1995
Réalisé par: Christophe Gans
Avec: Mark Dacascos, Julie Condra, Byron Mann
Film vu par nos propres moyens
Kazuo Koike restera à jamais l’un des scénaristes de manga les plus influents qu’ait connu le 9ème art, et pourtant, le monde a bien failli être privé de ses propositions historiques. Le destin se joue parfois à bien peu de choses, et c’est suite à de nombreux échecs à l’examen du barreau japonais que tout son talent artistique finit par éclore. D’abord discret, dans les coulisses de la création de Golgo 13 notamment, son nom s’impose comme incontournable dans les années 1970, grâce à deux véritables pépites de la culture nippone: Lone Wolf and Cub, en compagnie de Goseki Kojima aux dessins, et Lady Snowblood, illustré par Kazuo Kamimura. La même décennie, Kazuo Koike entame également un autre aspect de sa carrière, tout à l’honneur de ce passeur de savoir: la transmission de ses connaissances, qui l’animera jusqu’à son décès en 2019. Il ouvre ainsi en 1977 une école pour jeunes créateurs de manga, où étudie un temps Tetsuo Hara, pour ne citer qu’un des plus célèbres.
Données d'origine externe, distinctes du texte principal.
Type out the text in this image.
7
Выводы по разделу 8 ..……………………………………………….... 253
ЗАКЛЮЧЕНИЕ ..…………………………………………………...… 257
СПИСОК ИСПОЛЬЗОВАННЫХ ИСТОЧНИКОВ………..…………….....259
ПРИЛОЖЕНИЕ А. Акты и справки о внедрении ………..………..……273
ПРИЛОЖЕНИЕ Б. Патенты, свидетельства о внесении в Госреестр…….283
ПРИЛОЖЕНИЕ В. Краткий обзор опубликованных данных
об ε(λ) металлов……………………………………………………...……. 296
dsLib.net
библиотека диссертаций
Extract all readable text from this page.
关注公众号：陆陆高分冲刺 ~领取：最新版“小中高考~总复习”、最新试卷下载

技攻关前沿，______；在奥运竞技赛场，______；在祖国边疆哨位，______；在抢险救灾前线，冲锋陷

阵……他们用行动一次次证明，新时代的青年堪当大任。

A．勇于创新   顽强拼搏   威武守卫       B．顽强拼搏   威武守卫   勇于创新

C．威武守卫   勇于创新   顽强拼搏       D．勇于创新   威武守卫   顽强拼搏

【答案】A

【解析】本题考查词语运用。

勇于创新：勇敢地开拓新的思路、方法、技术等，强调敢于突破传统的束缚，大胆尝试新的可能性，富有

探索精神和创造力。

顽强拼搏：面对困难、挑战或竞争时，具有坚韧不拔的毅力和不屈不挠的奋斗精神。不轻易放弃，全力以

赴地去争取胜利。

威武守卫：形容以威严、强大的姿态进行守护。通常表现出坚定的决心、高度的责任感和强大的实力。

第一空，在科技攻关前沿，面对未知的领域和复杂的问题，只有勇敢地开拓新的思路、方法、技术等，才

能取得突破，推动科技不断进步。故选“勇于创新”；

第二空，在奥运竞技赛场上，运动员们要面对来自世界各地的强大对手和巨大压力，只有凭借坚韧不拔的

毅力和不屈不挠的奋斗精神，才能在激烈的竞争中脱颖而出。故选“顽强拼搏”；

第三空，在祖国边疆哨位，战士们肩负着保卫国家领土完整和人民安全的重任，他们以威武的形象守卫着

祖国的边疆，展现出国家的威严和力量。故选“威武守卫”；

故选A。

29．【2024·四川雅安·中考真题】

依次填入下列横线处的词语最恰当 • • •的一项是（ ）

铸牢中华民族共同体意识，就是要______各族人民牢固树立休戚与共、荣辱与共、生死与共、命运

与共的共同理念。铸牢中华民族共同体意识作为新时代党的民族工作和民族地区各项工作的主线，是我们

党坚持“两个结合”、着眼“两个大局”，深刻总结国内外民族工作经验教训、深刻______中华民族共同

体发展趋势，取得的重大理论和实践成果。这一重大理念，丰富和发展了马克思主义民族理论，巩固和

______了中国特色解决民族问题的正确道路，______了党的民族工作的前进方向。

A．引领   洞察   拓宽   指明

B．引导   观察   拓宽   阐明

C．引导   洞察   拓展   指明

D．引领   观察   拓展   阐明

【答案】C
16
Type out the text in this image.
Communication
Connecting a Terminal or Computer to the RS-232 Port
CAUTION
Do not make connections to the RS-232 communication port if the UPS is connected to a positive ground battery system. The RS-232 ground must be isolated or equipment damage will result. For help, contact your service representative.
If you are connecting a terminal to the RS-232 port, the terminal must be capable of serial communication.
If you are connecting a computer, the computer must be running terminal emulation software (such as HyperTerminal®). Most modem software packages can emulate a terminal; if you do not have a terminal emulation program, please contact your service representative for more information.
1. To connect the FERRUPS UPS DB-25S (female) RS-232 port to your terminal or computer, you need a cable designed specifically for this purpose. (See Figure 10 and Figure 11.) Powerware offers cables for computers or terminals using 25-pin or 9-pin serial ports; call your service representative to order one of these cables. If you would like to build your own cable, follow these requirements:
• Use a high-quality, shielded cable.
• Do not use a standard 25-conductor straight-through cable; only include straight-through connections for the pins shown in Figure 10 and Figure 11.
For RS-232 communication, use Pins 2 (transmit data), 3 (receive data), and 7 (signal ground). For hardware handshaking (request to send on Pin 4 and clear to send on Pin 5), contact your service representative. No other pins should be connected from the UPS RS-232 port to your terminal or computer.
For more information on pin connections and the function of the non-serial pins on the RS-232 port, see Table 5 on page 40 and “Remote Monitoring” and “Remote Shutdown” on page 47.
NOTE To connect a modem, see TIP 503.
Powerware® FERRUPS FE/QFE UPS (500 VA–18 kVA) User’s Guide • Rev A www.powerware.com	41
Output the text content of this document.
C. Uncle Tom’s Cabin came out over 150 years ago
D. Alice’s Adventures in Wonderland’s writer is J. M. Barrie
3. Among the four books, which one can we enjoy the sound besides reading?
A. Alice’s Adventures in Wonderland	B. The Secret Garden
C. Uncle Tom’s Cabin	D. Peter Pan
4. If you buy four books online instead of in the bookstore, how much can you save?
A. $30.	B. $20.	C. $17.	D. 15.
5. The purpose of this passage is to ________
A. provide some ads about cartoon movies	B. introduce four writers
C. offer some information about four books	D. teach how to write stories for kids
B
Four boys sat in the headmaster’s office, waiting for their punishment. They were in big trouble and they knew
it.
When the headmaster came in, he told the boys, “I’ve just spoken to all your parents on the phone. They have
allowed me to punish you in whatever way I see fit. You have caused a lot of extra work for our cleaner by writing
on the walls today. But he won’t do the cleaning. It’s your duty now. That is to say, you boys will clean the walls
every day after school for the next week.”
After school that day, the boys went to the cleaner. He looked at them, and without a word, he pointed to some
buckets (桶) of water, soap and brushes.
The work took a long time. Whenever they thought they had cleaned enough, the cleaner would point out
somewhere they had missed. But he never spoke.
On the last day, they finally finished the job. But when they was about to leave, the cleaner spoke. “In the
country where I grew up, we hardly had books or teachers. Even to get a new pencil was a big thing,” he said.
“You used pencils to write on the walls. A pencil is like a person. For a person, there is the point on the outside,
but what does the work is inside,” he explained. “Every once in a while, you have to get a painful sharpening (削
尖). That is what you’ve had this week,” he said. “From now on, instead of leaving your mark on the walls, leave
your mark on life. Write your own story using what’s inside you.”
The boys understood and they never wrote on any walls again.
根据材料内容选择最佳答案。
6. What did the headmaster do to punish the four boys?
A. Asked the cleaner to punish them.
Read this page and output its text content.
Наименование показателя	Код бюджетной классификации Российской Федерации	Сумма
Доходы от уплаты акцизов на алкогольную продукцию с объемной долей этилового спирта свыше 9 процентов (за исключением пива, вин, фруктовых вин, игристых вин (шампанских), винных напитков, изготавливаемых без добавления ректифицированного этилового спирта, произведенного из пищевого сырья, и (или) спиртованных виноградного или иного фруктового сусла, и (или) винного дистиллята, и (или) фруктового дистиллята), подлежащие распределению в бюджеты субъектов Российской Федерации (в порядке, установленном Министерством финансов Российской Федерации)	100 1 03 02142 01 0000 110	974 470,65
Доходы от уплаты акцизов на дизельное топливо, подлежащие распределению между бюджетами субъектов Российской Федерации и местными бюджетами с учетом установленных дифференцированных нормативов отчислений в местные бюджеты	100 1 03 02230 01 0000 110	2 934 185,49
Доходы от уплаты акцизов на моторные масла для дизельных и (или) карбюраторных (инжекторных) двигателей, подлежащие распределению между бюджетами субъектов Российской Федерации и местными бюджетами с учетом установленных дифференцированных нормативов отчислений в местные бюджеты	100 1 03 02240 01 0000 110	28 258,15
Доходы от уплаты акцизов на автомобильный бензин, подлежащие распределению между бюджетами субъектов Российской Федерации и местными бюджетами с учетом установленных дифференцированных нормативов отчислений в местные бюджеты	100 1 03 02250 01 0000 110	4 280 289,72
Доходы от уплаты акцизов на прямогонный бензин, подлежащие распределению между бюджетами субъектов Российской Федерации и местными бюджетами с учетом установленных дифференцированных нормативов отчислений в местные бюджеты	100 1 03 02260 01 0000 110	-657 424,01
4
Les années 1980 marquent toutefois un tournant pour le scénariste: fini les œuvres ancrées dans le Japon féodal qui l’ont rendu célèbre, l’artiste cherche à se réinventer, et de cette introspection naît Crying Freeman, en 1986. C’est ici accompagné d’une autre sommité du milieu, le génial Ryoichi Ikegami, dessinateur de Sanctuary et Heat, que se livre l’écrivain. Kazuo Koike inscrit cette fois son récit dans le présent, et y tisse les aventures sanguinaires d’un tueur légendaire, le Freeman, bras armé d’une triade chinoise et assassin aussi secret que discret. Mysticisme et banditisme se mélangent dans le périple de cet homme, japonais de naissance, dépossédé de toute volonté propre par ses commanditaires. Tout change le jour où il croise la route de Emu, une jeune femme témoin d’un de ses meurtres, que le Freeman refuse pourtant d’abattre. L’amour naissant entre les deux êtres plonge dès lors le tueur dans une remise en cause de ses principes, et l’oppose aussi bien à ceux qui le dirigent qu’à des yakuzas entendant prendre l’ascendant sur les triades.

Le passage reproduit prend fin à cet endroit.